Sony may not be able to meet its goal of selling 25 million TVs during its current fiscal year, the question apparently now being how far off the mark it will be.
Hiroshi Yoshioka, a Sony vice president, said today that the company would fall short of the 25 million target by "a little bit," according to a story in Bloomberg.
Overall, Sony's electronics sales are inline with those from the previous fiscal year in developing countries and have actually grown in emerging markets, said Yoshioka, who runs the TV business, added Bloomberg. But the TV division is still being hurt by a highly competitive marketplace and isn't likely to show a profit for the fiscal year ending next March.

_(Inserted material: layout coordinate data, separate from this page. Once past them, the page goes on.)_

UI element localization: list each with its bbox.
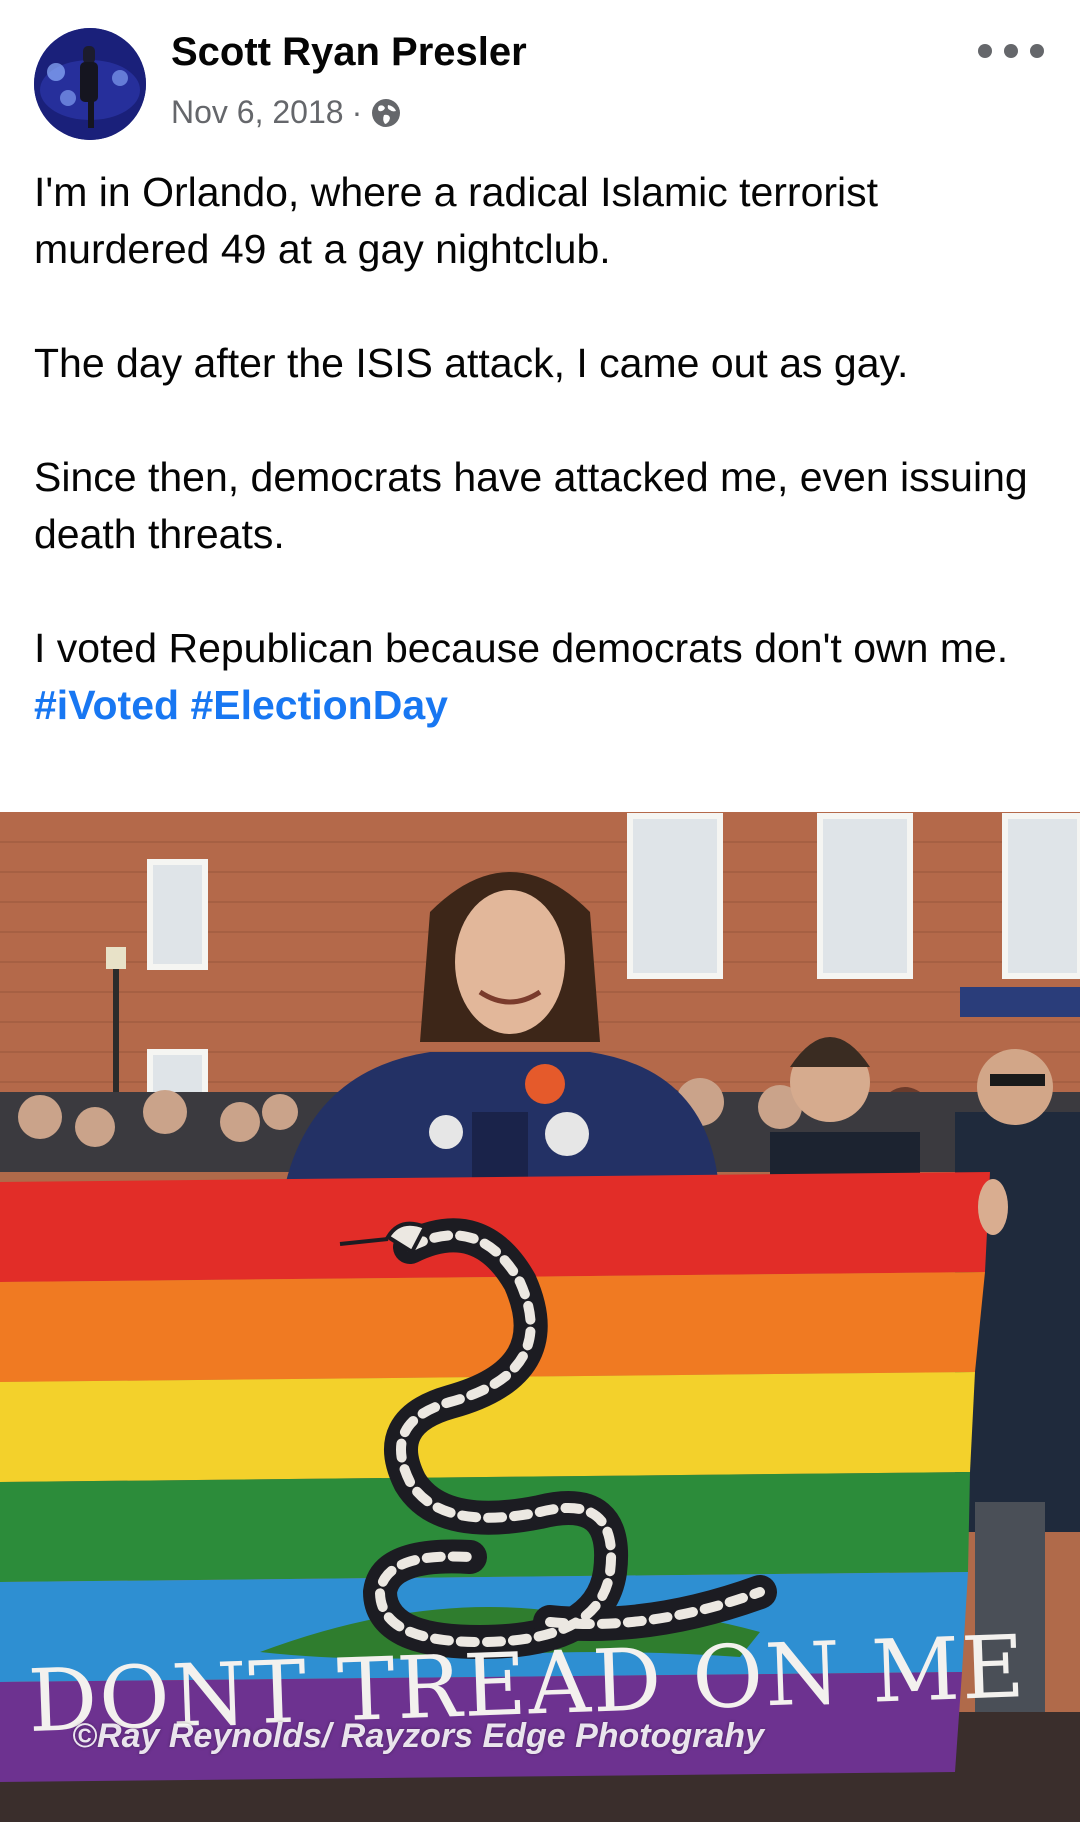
post-date[interactable]: Nov 6, 2018 — [171, 94, 344, 131]
post-paragraph: I'm in Orlando, where a radical Islamic … — [34, 169, 879, 272]
post-photo[interactable]: DONT TREAD ON ME ©Ray Reynolds/ Rayzors … — [0, 812, 1080, 1822]
hashtag-list: #iVoted #ElectionDay — [34, 677, 1044, 734]
facebook-post: Scott Ryan Presler Nov 6, 2018 · I'm in … — [0, 0, 1080, 1822]
post-paragraph: I voted Republican because democrats don… — [34, 625, 1009, 671]
hashtag-link[interactable]: #iVoted — [34, 682, 179, 728]
post-paragraph: Since then, democrats have attacked me, … — [34, 454, 1028, 557]
globe-icon — [370, 97, 402, 129]
photo-credit: ©Ray Reynolds/ Rayzors Edge Photograhy — [72, 1717, 764, 1755]
meta-separator: · — [351, 94, 363, 130]
more-options-icon[interactable] — [978, 36, 1044, 66]
post-meta: Nov 6, 2018 · — [171, 94, 402, 131]
avatar-image — [34, 28, 146, 140]
hashtag-link[interactable]: #ElectionDay — [190, 682, 448, 728]
author-name[interactable]: Scott Ryan Presler — [171, 30, 527, 75]
author-avatar[interactable] — [34, 28, 146, 140]
post-paragraph: The day after the ISIS attack, I came ou… — [34, 340, 909, 386]
post-text: I'm in Orlando, where a radical Islamic … — [34, 164, 1044, 734]
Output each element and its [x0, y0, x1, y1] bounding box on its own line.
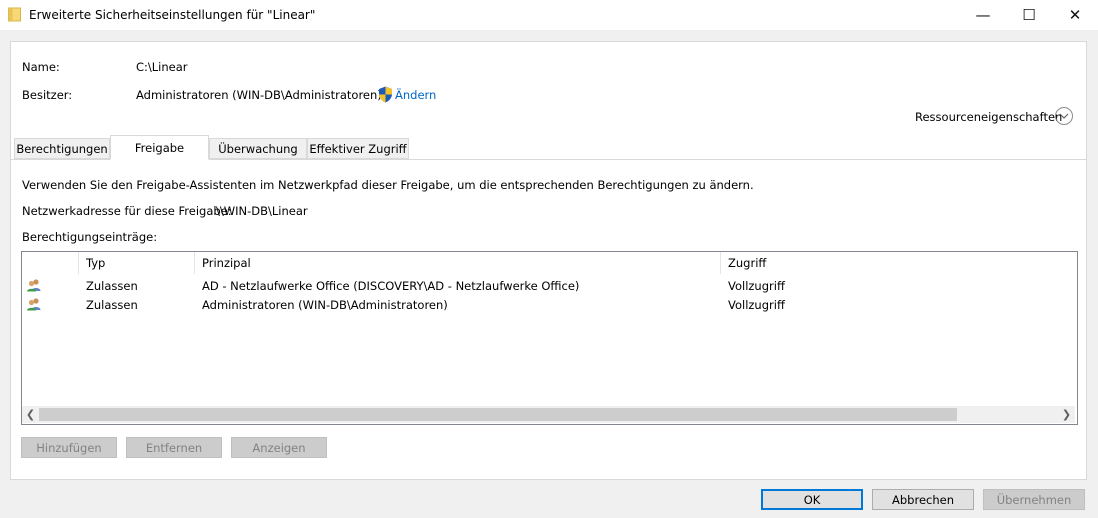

Yoshioka, who previously ran Sony's audio division, took over the languid TV business in early 2008 from Takashi Fukuda. At that time, Sony had finally started enjoying a rebound in consumer electronic sales but was still seeing poor results from its TV unit.
The company's higher-end and expensive Bravia line of TVs was facing competition from lower-priced brands, which pushed down the price of LCD TVs in general. Sony tried to counterattack by offering its own inexpensive and basic models, a strategy that helped but has still failed to turn around the TV business.
Faced with several years of losses in the TV unit, Sony has been pushing new TV technologies, such as Internet-enabled sets and 3D TV, to revive consumer demand and try to push the division back on a road to profitability.